Whenever under section 3303(b) or section 3304(c) the Secretary of Labor makes a finding pursuant to which he is required to withhold a certification with respect to a State under such section, such State may, within 60 days after the Governor of the State has been notified of such action, file with the United States court of appeals for the circuit in which such State is located or with the United States Court of Appeals for the District of Columbia, a petition for review of such action. A copy of the petition shall be forthwith transmitted by the clerk of the court to the Secretary of Labor.

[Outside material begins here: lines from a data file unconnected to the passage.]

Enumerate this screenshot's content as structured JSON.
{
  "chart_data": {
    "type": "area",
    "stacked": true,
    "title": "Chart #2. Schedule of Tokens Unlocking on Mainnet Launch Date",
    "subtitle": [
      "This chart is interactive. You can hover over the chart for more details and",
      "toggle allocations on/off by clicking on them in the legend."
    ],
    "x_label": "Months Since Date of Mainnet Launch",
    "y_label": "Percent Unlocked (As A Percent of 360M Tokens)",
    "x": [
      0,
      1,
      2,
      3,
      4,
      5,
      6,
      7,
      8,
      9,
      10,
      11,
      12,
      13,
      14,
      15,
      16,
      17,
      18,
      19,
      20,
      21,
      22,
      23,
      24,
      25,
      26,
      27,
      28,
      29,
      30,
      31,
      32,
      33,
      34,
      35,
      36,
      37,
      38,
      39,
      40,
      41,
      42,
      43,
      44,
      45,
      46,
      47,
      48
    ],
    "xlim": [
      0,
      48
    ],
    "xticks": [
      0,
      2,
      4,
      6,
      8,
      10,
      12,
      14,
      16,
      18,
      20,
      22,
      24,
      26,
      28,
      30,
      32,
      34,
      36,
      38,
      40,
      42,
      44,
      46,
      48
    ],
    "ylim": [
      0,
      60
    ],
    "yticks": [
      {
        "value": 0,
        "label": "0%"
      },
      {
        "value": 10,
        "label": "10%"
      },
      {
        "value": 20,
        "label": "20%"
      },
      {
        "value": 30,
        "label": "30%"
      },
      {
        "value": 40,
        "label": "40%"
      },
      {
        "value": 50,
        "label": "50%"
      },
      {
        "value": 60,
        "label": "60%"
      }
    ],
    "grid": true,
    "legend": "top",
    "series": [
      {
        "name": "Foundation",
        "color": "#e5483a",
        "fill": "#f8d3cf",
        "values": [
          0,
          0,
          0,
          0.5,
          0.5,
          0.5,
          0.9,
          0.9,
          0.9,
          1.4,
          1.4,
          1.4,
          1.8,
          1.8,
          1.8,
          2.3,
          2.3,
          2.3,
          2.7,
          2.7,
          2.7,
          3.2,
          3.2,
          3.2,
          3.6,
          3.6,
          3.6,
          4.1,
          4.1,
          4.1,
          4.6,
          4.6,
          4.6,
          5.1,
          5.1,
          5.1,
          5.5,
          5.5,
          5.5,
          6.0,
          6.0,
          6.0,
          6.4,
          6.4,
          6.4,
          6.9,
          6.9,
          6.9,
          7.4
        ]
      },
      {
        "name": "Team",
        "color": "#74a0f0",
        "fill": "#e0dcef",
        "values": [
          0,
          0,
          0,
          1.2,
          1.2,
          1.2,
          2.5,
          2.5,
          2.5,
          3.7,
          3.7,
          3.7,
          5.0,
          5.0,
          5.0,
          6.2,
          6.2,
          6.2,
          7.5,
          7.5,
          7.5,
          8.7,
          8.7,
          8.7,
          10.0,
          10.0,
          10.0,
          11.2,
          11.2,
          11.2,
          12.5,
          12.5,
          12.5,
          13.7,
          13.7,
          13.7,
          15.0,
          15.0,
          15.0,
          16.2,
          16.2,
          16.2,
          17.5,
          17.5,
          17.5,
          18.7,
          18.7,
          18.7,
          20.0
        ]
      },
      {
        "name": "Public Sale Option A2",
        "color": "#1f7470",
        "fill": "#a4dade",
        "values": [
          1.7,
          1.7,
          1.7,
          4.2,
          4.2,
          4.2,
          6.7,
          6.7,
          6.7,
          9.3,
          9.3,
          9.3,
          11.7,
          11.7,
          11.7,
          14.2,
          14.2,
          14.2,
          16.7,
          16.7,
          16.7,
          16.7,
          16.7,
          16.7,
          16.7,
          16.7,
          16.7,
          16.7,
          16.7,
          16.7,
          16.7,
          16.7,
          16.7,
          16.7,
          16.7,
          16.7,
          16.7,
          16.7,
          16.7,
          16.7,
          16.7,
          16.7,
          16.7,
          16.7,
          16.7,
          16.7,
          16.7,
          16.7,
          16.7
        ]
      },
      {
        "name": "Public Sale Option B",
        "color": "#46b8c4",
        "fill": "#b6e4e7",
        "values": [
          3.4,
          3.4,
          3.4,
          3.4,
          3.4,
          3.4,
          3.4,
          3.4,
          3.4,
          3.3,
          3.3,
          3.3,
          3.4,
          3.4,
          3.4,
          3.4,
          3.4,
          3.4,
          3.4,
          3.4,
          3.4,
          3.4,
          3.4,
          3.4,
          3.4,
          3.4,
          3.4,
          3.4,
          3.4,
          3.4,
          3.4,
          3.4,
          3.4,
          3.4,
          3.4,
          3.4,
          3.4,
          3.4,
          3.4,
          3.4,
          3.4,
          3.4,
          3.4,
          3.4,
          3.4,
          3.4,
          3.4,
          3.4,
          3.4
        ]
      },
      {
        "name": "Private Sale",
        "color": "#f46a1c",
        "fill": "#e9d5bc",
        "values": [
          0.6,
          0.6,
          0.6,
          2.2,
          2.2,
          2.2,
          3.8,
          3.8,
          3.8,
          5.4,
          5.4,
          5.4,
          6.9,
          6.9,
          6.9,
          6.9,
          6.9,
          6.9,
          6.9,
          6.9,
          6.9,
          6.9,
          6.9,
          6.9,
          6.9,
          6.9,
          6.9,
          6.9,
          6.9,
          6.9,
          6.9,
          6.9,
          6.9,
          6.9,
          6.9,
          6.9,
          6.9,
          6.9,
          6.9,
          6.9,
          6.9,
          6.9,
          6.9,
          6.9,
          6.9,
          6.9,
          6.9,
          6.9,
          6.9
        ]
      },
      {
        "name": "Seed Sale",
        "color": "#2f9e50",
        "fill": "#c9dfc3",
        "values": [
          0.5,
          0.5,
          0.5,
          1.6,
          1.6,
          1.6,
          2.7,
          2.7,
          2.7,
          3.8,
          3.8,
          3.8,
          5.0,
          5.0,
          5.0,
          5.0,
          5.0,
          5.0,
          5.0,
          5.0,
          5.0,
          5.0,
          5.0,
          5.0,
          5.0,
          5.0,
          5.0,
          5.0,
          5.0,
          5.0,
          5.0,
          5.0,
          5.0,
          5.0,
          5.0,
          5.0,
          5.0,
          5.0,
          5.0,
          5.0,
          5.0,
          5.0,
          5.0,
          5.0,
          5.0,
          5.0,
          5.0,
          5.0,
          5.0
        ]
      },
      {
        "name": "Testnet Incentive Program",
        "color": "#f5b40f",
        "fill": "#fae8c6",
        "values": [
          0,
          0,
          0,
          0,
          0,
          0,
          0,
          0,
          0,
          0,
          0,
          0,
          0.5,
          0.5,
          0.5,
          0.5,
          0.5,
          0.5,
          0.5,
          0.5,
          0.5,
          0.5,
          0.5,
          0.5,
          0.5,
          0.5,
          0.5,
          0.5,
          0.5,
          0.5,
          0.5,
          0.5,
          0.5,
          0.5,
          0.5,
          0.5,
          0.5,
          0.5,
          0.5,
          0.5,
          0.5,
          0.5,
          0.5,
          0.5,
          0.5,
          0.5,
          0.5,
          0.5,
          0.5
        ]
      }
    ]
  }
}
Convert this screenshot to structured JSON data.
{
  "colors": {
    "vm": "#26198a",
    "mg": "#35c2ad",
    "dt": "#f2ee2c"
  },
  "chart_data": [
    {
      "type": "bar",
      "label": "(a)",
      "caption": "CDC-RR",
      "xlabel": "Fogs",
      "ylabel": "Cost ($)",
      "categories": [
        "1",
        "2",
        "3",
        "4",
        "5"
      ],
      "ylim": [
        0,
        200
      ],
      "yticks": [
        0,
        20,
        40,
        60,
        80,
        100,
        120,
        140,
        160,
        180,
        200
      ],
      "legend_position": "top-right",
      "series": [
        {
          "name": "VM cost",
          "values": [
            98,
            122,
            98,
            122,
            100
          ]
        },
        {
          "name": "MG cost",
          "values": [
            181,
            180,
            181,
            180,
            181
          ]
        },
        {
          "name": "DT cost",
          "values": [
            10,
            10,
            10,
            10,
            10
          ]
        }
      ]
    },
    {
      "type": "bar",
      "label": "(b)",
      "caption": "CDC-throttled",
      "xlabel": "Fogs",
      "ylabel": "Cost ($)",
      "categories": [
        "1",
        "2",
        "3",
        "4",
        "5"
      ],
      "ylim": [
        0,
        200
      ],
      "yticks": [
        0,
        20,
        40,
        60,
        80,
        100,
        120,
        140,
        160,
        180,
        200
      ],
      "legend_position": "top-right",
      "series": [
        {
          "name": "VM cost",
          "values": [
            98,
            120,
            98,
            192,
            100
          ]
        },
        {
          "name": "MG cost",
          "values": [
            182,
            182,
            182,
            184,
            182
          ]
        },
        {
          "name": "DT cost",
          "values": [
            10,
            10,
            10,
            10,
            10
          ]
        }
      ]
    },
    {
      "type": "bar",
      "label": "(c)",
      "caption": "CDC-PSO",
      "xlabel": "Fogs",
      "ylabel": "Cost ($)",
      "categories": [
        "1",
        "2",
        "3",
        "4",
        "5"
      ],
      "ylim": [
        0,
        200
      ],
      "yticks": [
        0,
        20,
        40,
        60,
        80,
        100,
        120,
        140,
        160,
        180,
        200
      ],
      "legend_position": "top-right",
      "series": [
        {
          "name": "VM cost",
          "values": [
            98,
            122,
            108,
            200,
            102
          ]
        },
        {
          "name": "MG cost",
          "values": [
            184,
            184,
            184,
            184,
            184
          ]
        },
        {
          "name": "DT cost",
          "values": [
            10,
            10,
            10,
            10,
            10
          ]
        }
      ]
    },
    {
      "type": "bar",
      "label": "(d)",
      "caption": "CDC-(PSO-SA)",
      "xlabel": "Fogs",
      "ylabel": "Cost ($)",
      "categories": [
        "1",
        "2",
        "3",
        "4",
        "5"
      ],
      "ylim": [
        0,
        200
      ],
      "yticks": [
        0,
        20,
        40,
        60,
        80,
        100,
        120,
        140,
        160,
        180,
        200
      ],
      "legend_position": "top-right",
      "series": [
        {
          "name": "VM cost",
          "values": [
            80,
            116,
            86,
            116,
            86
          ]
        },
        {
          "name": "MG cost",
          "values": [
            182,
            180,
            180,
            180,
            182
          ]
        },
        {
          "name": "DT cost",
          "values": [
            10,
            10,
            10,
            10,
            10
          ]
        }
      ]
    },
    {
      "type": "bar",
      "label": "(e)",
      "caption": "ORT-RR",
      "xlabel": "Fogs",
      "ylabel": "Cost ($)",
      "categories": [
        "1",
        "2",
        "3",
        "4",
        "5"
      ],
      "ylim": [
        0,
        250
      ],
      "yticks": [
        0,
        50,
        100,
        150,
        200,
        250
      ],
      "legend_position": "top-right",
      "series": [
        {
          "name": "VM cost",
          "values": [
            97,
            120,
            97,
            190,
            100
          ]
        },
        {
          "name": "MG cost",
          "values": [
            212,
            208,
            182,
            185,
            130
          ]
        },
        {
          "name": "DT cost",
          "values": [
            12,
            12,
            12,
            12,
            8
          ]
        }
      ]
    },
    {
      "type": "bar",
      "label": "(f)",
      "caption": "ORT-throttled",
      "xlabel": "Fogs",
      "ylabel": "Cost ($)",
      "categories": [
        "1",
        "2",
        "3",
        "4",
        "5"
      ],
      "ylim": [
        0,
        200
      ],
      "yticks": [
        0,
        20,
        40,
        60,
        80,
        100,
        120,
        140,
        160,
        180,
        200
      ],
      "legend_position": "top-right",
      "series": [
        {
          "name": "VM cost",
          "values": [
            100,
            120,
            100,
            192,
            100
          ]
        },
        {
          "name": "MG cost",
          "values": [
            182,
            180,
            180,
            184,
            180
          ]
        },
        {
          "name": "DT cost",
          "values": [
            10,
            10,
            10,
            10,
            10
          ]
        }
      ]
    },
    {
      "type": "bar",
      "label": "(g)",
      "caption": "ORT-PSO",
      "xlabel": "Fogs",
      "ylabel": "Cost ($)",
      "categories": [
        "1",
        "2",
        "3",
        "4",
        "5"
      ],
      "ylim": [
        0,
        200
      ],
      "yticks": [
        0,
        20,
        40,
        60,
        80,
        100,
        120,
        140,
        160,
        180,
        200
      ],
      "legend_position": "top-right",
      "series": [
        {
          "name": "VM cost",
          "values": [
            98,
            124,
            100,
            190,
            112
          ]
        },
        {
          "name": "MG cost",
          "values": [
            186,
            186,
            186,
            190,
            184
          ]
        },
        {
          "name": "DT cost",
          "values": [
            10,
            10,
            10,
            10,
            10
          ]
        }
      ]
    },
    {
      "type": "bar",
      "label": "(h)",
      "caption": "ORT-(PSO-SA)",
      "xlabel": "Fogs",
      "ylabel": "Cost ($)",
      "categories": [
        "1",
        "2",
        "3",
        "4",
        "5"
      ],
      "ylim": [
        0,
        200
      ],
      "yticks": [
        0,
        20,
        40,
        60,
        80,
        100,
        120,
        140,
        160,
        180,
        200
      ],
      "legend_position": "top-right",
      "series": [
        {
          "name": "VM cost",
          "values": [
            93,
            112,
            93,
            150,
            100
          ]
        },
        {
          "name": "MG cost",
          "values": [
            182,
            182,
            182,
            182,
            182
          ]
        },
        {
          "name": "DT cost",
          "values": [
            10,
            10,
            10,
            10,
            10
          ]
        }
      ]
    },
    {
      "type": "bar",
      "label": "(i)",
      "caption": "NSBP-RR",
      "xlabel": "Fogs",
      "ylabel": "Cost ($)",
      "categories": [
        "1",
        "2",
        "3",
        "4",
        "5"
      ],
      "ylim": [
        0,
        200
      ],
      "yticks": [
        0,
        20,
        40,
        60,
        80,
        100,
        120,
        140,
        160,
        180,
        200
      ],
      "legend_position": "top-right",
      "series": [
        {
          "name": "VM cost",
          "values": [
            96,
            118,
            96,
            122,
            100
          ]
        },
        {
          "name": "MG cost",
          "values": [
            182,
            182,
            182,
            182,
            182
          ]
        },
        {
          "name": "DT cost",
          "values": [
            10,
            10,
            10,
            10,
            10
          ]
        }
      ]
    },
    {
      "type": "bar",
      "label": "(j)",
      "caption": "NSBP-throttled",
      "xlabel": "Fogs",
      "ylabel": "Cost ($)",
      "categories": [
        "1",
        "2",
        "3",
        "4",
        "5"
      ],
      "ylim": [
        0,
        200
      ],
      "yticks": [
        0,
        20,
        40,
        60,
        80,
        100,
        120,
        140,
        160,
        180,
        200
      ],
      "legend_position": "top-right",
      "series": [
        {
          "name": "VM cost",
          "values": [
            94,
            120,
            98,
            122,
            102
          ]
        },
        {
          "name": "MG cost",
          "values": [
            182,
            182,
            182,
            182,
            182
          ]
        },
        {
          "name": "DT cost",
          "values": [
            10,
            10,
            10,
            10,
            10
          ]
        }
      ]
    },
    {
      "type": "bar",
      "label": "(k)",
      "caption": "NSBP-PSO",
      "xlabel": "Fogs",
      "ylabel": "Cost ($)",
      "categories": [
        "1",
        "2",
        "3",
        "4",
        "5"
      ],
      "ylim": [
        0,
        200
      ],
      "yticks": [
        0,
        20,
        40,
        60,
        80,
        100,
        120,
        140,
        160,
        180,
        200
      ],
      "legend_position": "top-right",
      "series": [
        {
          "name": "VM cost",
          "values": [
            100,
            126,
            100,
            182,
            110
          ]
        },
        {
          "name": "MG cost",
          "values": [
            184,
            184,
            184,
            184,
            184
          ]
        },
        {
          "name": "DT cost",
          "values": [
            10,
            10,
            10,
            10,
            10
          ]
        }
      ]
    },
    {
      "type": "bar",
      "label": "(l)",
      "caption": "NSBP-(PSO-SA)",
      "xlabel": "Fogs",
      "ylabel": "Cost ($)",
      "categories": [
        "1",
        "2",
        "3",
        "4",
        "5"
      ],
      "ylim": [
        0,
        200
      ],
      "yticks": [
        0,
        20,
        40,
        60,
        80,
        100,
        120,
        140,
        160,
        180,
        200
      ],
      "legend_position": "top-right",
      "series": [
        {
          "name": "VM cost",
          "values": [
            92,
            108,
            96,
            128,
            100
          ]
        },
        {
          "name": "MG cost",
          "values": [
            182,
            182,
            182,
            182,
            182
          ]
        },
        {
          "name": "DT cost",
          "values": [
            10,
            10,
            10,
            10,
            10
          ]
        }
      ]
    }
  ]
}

The Secretary of Labor thereupon shall file in the court the record of the proceedings on which he based his action as provided in section 2112 of title 28 of the United States Code.

(b) Findings of fact

The findings of fact by the Secretary of Labor, if supported by substantial evidence, shall be conclusive; but the court, for good cause shown, may remand the case to the Secretary of Labor to take further evidence, and the Secretary of Labor may thereupon make new or modified findings of fact and may modify his previous action, and shall certify to the court the record of the further proceedings. Such new or modified findings of fact shall likewise be conclusive if supported by substantial evidence.

(c) Jurisdiction of court; review

The court shall have jurisdiction to affirm the action of the Secretary of Labor or to set it aside, in whole or in part. The judgment of the court shall be subject to review by the Supreme Court of the United States upon certiorari or certification as provided in section 1254 of title 28 of the United States Code.

(d) Stay of Secretary of Labor’s action
(1) The Secretary of Labor shall not withhold any certification under section 3303(b) or section 3304(c) until the expiration of 60 days after the Governor of the State has been notified of the action referred to in subsection (a) or until the State has filed a petition for review of such action, whichever is earlier.
(2) The commencement of judicial proceedings under this section shall stay the Secretary of Labor’s action for a period of 30 days, and the court may thereafter grant interim relief if warranted, including a further stay of the Secretary of Labor’s action and including such other relief as may be necessary to preserve status or rights.
(Added Pub. L. 91–373, title I, § 131(b)(1), Aug. 10, 1970, 84 Stat. 703
§ 3311. Short title

This chapter may be cited as the “Federal Unemployment Tax Act.”

(Aug. 16, 1954, ch. 736, 68A Stat. 454, § 3308; renumbered § 3309, Pub. L. 86–778, title V, § 531(d)(1), Sept. 13, 1960, 74 Stat. 983; renumbered § 3311, Pub. L. 91–373, title I, § 104(b)(1), Aug. 10, 1970, 84 Stat. 697.)